The post-primary bounce Elaine Marshall and Cal Cunningham received against Richard Burr has receded and the incumbent now leads them by 7 and 11 points respectively. That's up from a 1 point lead over Marshall and a 5 point one over Cunningham a month ago.
The Democratic contenders have been off the airwaves for more than a month now and as a result their name recognition, already low, has actually declined. Marshall dropped from 44% of voters having an opinion of her a month ago to now 37% and Cunningham's gone from 34% to 26%.
This development is in line with what happened in the 2008 Senate contest. Kay Hagan pulled to within 5 points of Elizabeth Dole immediately after the primary but after being back out of the spotlight for a month saw her deficit against Dole increase to 8 points by early June.

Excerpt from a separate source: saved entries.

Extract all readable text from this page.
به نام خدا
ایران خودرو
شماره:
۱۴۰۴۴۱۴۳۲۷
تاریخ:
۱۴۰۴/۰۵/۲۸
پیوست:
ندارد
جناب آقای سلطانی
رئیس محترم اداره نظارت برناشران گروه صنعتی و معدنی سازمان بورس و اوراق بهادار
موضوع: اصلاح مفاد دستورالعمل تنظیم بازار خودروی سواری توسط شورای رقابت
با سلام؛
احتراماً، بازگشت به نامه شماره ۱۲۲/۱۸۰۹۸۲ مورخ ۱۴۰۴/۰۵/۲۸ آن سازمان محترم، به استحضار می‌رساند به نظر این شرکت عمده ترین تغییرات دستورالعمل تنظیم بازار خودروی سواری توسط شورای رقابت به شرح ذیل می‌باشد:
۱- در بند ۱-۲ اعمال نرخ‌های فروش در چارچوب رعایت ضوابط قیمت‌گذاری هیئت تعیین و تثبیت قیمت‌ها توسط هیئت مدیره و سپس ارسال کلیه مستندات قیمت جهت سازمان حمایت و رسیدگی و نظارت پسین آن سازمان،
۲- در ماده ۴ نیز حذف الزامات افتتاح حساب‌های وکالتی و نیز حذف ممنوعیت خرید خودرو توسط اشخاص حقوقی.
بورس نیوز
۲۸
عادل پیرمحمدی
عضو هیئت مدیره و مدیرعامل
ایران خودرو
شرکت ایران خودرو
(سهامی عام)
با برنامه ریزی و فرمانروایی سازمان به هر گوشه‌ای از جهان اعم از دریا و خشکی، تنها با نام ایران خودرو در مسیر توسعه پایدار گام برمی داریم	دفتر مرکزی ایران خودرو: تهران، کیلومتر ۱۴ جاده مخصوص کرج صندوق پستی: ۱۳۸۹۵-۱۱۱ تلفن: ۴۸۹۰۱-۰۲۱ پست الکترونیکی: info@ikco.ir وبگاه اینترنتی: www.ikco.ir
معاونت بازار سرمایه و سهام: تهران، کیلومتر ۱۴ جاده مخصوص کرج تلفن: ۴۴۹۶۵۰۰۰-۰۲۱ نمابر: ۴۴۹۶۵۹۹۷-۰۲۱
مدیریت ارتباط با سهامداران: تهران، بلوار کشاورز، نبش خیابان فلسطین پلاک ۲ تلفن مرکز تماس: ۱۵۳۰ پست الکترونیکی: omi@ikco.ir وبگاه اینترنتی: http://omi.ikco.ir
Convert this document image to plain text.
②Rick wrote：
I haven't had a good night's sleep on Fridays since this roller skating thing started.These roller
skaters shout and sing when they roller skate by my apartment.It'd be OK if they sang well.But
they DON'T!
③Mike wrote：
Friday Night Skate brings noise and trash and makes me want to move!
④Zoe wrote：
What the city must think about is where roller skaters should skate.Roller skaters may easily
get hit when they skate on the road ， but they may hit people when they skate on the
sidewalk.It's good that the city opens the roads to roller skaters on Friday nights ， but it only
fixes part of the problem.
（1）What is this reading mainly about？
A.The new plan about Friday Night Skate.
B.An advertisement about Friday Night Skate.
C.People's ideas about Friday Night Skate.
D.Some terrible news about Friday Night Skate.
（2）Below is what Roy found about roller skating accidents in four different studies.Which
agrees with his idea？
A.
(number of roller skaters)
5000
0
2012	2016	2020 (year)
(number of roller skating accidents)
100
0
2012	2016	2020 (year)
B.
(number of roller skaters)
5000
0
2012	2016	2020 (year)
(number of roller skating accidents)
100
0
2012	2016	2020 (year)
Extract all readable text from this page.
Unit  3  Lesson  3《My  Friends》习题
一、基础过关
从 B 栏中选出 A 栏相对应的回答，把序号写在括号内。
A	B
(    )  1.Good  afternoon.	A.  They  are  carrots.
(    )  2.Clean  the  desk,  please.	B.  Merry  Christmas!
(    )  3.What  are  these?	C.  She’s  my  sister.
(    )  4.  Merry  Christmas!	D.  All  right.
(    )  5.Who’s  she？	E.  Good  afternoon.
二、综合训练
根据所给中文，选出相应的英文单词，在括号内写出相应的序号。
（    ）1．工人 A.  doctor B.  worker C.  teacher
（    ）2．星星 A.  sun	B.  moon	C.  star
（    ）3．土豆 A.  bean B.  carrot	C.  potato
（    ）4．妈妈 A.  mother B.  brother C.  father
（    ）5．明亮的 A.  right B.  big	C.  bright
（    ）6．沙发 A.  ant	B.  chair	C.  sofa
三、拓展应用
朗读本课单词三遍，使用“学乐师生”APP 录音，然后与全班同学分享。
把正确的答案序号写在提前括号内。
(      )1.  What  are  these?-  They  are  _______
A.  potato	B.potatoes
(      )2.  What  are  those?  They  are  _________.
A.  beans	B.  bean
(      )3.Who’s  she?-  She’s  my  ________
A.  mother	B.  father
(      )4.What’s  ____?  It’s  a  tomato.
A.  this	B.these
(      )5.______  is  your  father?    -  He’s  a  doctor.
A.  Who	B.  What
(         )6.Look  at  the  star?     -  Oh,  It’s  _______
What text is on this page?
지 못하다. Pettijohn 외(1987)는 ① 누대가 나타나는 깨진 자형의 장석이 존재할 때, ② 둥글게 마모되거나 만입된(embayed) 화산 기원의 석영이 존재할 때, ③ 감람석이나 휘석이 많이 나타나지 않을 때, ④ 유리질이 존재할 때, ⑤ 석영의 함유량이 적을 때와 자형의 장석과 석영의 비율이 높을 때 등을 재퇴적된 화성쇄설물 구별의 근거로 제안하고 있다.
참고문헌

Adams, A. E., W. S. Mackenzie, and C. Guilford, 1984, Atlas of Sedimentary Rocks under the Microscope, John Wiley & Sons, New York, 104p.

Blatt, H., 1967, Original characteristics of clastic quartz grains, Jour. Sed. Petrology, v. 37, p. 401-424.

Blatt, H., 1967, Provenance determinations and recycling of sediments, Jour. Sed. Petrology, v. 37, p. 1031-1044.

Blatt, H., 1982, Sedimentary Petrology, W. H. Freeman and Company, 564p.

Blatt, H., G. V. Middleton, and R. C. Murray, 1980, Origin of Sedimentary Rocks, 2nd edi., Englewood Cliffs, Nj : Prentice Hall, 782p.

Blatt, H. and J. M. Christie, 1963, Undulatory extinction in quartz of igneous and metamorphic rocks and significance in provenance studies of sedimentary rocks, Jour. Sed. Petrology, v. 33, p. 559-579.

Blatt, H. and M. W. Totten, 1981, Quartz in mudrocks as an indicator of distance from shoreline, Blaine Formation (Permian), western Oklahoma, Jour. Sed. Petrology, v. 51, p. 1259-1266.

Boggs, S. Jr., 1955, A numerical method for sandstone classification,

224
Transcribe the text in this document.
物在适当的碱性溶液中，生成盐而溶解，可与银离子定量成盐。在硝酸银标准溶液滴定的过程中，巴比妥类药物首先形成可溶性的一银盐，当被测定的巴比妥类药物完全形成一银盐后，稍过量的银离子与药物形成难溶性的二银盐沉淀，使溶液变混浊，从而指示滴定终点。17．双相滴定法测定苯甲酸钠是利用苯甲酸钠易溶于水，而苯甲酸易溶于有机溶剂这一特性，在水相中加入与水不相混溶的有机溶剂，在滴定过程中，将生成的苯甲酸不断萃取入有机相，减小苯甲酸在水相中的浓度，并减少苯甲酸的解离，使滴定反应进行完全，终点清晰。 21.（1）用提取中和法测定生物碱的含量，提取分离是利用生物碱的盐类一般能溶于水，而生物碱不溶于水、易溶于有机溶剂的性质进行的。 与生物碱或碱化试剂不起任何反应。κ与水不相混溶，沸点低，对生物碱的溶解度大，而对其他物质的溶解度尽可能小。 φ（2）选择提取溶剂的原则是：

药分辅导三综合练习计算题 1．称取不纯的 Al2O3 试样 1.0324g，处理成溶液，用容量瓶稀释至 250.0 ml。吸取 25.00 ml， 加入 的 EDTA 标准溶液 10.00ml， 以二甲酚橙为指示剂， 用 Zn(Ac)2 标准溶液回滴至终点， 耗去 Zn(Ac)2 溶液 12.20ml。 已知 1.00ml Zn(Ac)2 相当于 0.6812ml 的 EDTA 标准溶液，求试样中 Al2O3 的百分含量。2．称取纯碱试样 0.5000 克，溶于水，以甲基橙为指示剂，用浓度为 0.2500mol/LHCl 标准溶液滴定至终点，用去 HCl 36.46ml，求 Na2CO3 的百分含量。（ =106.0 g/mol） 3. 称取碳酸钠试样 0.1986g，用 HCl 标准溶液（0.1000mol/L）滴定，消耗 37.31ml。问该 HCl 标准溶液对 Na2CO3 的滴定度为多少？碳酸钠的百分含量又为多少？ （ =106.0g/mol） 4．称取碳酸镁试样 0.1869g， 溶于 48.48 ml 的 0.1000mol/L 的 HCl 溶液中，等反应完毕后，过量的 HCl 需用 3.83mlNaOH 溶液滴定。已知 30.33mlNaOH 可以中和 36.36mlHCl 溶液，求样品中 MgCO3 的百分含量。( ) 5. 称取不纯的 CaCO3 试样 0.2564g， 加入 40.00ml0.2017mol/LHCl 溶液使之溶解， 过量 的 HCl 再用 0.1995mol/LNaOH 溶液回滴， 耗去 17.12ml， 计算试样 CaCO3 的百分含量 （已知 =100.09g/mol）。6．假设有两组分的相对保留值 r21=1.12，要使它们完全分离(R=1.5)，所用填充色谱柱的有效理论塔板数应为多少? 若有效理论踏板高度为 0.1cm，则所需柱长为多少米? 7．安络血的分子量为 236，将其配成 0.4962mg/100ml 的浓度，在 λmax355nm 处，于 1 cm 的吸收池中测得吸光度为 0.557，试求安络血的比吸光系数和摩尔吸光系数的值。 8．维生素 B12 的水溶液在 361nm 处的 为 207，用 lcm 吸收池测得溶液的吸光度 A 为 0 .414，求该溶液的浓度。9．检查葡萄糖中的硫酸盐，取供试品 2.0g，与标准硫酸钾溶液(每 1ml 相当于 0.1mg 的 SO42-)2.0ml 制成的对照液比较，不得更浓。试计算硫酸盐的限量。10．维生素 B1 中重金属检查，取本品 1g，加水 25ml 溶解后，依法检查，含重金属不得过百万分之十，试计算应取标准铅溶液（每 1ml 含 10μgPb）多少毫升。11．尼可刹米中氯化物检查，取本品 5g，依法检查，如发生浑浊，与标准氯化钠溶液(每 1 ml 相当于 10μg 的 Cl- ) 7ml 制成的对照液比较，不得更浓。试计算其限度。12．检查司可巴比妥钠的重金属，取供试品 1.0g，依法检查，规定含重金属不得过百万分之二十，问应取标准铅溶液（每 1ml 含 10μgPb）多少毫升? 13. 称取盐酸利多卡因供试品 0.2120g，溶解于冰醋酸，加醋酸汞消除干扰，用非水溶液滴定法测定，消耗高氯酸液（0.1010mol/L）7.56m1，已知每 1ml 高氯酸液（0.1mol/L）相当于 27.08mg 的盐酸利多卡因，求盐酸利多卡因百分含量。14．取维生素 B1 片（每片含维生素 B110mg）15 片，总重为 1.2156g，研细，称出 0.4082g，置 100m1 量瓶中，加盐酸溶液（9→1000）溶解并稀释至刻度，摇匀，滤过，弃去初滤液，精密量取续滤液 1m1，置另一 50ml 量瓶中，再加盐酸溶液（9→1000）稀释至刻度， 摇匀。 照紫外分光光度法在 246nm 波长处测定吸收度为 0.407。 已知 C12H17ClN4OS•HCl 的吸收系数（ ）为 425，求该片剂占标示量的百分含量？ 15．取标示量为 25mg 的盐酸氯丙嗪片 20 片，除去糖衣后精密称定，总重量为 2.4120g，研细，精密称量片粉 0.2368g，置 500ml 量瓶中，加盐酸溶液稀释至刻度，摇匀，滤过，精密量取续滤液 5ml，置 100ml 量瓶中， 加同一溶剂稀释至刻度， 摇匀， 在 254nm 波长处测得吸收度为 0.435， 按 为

Voter perceptions of Burr remain relatively unchanged. For the fourth month in a row more North Carolinians disapprove than approve of the job he's doing- 37% give him more poor marks to 35% pleased with his performance.
There are two main places to point to where Burr's standing has improved. He's now up by 13 points with independents against both Democrats, after just having a single digit lead in May. And he's benefiting from the fact that there are a lot more undecided Democrats than Republicans. In the Marshall match 20% of Democrats haven't made up their minds to 7% of Republicans and in the Cunningham one that widens to 25% of Democrats undecided and just 9% of GOP voters. The race will likely tighten again as we move toward the fall and most of those voters come home to support their party's nominee.
The big picture on this race stays the same- Burr is unpopular but his opponents aren't well known enough yet to fully capitalize on his vulnerability. The eventual nominee's ability to seize the spotlight- and stay in it- will determine whether Democrats can pull the upset this fall.